I’m just playing around with the solidity command line options now and noticed the new --ewasm-ir option, what difference is that compared to just the --ewasm option?

--ewasm-ir is the input Yul code translated to a typed Yul dialect with i32 and i64 as types. This is an intermediate form that is straightforward to further translate into Ewasm code.

This output is supported only in the assembler mode, i.e. when using --strict-assembly/--yul/--assemble to convert Yul code into assembly. Until recently the output selection options on the CLI were being completely ignored in that mode. This changed and now you can use --ir-optimized, --asm, --bin, --ewasm and --ewasm-ir with the assembler. If you don’t specify any, you still get them all, but this is only for backwards-compatibility and will change in the next breaking release. --ewasm-ir output was added because that part of the output does not really fit under either IR or Ewasm and is its own thing.

Who can I also contact for more information about this?

This is the right place for this kind of discussion. Feel free to ask questions about anything you need to know to build your tool.

You can also always find the team on the #solidity-dev channel on Gitter if you prefer live discussion.

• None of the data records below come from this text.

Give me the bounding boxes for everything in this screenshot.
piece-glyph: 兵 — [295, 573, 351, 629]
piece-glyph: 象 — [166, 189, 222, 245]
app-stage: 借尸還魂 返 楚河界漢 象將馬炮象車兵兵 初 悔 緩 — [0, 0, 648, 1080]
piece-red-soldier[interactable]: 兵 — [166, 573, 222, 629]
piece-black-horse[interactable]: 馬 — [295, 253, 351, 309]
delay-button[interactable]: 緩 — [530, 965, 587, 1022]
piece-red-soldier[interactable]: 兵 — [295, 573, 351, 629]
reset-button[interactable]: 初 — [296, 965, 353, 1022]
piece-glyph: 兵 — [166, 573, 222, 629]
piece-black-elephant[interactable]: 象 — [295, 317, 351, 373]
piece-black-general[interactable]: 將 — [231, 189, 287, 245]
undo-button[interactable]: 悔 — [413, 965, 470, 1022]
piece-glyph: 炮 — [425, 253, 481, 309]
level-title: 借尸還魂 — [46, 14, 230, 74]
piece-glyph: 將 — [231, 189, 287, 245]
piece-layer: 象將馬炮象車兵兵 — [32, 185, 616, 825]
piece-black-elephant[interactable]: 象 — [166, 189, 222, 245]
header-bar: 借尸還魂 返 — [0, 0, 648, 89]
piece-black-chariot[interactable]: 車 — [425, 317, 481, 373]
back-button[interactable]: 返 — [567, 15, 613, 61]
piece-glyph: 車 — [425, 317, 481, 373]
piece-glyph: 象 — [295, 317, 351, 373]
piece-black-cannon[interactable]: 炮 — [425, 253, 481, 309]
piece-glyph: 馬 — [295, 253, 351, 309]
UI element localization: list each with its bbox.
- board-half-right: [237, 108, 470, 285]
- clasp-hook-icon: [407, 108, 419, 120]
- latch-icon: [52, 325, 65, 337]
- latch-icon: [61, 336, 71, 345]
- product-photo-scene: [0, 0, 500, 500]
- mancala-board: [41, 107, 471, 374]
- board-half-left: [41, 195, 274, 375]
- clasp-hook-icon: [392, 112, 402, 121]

rjx18 · December 19, 2021, 3:06pm

Hello! Thank you for the reply, it really helped my understanding. I dug around the solidity compiler and the javascript version of it as well, and have a couple more questions. I managed to get a contract to compile on a demo browser application, and I see that there is both the assembly and the legacyAssembly being generated by the javascript solc compiler. What is the difference between them? The legacyAssembly seems to include the direct opcodes, while the assembly is shortened a bit because it can just do (for example):

mstore(0x40, 0x80)

instead of:

PUSH 80
PUSH 40
MSTORE

However, I’m guessing if I want to derive gas costs based on the opcodes, it will be easier for me to use the legacy version?

Also, is there support for intermediate representation in Yul for the javascript version of the solidity compiler? I understand this is added fairly recently, so it may not have made it to the javascript version. Alternatively, is there a way for me to obtain the legacyAssembly from the C++ solidity compiler? Thank you!

EDIT: I figured out how to get the Yul representation in the javascript version, by referring to the settings here: Using the compiler — Solidity 0.5.7 documentation

Just wondering now whats the difference between legacyAssembly and the new assembly? Thank you!